Optimization of industrial Fenton process of phenolic effluent using artificial neural network and design of experiments

Abstract

This work aimed to optimize the homogeneous Fenton process used to remove phenol in a chemical industry located in Mauá (São Paulo, Brazil). Phenolic effluent exhibits significant variability in its chemical composition, which poses a great challenge in finding the optimal reagents ratio for conducting Fenton treatment. Often, there is a need for repetitions to treat the same batch, leading to increased reagent consumption and treatment time. Thus, to optimize the industrial process, the present work applied modern optimization techniques on real data, such as design of experiments (DoE) and artificial neural network (ANN). ANN was used to perform simulations in the company’s process, thereby predicting the quantities of ferrous sulfate heptahydrate and hydrogen peroxide.

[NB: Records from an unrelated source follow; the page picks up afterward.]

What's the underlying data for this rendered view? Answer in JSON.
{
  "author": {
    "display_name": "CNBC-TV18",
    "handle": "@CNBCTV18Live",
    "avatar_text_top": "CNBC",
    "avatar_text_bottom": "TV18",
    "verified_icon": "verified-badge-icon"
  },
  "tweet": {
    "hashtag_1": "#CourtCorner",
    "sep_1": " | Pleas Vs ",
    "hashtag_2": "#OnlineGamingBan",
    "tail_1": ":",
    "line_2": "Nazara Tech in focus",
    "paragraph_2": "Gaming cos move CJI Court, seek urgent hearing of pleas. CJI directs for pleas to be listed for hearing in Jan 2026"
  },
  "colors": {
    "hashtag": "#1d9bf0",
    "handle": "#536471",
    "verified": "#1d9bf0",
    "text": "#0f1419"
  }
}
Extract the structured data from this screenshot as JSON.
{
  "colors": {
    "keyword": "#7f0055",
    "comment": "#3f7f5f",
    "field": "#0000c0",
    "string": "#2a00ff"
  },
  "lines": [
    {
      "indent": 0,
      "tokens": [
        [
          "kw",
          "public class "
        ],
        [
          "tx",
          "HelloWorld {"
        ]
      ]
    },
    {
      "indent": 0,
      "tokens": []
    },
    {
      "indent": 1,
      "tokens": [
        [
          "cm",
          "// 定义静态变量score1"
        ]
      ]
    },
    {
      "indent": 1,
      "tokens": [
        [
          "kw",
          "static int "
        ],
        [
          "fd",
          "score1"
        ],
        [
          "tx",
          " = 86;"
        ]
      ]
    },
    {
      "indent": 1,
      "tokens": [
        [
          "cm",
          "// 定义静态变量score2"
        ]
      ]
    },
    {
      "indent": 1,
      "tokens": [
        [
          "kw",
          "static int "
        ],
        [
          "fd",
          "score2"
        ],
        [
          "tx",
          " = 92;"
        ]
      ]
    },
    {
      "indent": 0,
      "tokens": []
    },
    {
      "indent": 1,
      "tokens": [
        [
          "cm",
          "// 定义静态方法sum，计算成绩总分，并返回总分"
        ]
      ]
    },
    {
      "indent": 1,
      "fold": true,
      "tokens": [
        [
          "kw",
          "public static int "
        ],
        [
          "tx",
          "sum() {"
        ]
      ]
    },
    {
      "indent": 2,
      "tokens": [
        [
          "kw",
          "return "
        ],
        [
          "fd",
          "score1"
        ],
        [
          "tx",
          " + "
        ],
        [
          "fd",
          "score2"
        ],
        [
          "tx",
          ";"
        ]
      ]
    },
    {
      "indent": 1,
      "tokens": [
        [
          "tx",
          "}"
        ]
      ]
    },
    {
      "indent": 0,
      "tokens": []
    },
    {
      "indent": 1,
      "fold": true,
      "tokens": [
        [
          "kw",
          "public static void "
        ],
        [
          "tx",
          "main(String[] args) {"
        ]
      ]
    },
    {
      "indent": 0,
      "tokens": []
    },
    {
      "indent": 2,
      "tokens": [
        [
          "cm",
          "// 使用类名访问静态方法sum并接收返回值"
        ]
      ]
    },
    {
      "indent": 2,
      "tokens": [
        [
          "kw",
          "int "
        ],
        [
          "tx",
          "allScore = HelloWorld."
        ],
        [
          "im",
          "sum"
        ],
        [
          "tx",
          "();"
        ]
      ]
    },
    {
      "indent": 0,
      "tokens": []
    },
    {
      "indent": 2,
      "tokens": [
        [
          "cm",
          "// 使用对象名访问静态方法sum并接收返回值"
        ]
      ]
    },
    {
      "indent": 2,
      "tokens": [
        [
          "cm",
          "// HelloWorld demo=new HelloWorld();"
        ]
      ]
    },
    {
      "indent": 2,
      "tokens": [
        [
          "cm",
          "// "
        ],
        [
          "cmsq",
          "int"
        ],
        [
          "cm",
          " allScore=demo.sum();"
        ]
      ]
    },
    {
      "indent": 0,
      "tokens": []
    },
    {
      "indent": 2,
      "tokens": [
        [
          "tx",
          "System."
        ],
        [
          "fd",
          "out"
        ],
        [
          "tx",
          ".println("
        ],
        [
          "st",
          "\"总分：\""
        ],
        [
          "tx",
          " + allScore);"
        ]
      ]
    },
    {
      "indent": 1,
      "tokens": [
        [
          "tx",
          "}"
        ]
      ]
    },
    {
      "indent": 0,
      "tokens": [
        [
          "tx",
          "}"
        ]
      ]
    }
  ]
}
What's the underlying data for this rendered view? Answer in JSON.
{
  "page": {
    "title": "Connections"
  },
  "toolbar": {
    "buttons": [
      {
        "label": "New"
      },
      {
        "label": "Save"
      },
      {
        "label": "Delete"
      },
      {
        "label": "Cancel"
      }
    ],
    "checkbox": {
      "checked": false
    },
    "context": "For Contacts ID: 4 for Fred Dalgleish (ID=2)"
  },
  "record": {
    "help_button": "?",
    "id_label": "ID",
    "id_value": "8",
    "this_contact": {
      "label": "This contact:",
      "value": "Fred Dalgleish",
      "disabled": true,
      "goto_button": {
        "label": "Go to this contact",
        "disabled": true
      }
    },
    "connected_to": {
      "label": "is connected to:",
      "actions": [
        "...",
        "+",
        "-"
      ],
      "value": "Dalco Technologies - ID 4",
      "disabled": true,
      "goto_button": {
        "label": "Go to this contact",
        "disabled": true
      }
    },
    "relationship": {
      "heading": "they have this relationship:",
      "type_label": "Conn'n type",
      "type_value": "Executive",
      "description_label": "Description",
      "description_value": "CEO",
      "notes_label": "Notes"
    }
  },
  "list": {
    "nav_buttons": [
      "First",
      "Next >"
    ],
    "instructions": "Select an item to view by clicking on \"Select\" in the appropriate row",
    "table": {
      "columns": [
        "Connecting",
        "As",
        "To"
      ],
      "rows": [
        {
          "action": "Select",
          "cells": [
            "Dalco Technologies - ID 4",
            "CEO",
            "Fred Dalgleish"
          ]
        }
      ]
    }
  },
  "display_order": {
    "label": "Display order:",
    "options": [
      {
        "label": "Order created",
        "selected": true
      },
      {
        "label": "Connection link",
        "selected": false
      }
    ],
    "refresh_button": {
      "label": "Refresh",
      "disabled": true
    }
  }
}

The following optimal conditions have been determined by DoE (phenol concentration ≤ 4 ppm): pH from 2.7 to 4 and temperature from 28 to 40 °C. Before the implementation of the optimized parameters, the efficiency for a single treatment was 45%. After, the efficiency was 82% and the company saved, on average, 51.6% of reagent costs. The main contribution of the present work is the development and industrial testing of data science methods that aims to optimize the industrial Fenton process.